A Olam, empresa de Singapura, anunciou um lucro líquido de S$ 323,8 milhões (aproximadamente US$ 253 milhões) no primeiro semestre de 2023, um aumento significativo em relação aos S$ 48 milhões do mesmo período do ano anterior. Este crescimento foi impulsionado pela volatilidade nos preços do cacau e do café, que se tornaram os principais negócios da companhia.

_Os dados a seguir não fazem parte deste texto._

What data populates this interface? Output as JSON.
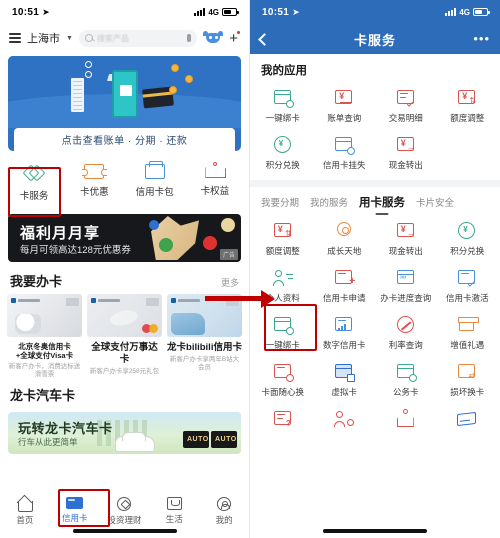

As ações da Olam tiveram a maior alta desde abril, embora ainda permaneçam próximas de níveis historicamente baixos. Desde 2018, as ações não alcançam os patamares de antes, quando eram negociadas acima de S$ 2. A empresa viu suas vendas crescerem 50%, totalizando US$ 15,3 bilhões no primeiro semestre, refletindo a instabilidade geopolítica e climática que afeta o mercado de commodities.
Desafios e Oportunidades
A produção de cacau na África Ocidental, principal região produtora, enfrenta desafios como o envelhecimento das árvores e doenças, o que limita a oferta. Além disso, os preços do café também têm apresentado flutuações, com um aumento inicial no ano devido a secas, seguido por uma queda. A Olam destacou que as incertezas climáticas continuarão a impactar os preços, prevendo mais volatilidade no curto prazo.
Em um movimento estratégico, a Olam anunciou a obtenção de uma linha de crédito de US$ 2,1 bilhões para refinanciar dívidas existentes. A empresa se reestruturou, focando em cacau e café, após a venda do controle de sua unidade de agronegócios para a Saudi Agricultural em fevereiro. A Olam também investiu US$ 500 milhões em sua unidade de ingredientes alimentícios, reforçando seu compromisso com o setor.